Water signifies birth and life. From a faith perspective, it represents the cleansing and life-giving action of the Holy Spirit at Baptism. (Matthew 3:11; John 3:5) The symbolism of water is addressed in the Catechism of the Catholic Church (#694):
As “by one Spirit we were all baptized,” so we are also “made to drink of one Spirit.” (1 Cor 12:13) Thus the Spirit is also personally the living water welling up from Christ crucified (Jn 19:34; 1 Jn 5:8) as its source and welling up in us to eternal life. (Cf. Jn 4:10-14; 7:38; Ex 17:1-6; Isa 55:1; Zech 14:8; 1 Cor 10:4; Rev 21:6; 22:17)
The cloud is used as a symbol of the Holy Spirit because clouds provide life-giving water. In the Old Testament, God often leads his people with a cloud or appears to them in a cloud. (Exodus 16:10) The image of a cloud is often combined with the image of light to symbolize the God who is hidden and mysterious but also revealing and luminous.
Anointing with oil is a symbol of the Holy Spirit’s uniting us with Jesus, the Messiah, the Anointed One. (Acts of the Apostles 10:38; 1 John 2:20-27)

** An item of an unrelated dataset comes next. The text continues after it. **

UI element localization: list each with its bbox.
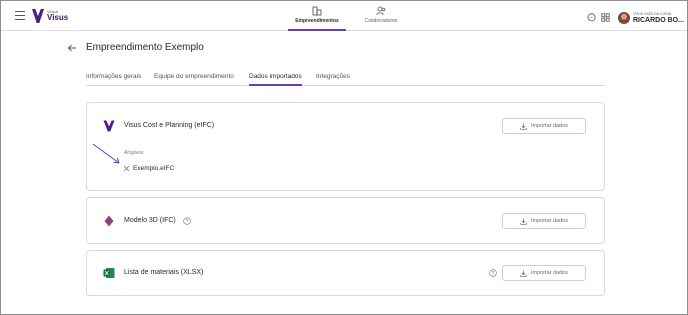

Official documents in the past (Nehemiah 9:38; Esther 8:8), and some documents today, were sealed with hot wax. Then an imprint was made on the wax with the official seal of the person sending the document. In a similar way, we are “sealed” by the Holy Spirit to show that we are forever part of God’s family. (Song of Songs 8:6; John 6:27)
If you were to draw a representation of the Holy Spirit, what would it look like? What would be your reasoning for drawing the Holy Spirit that way?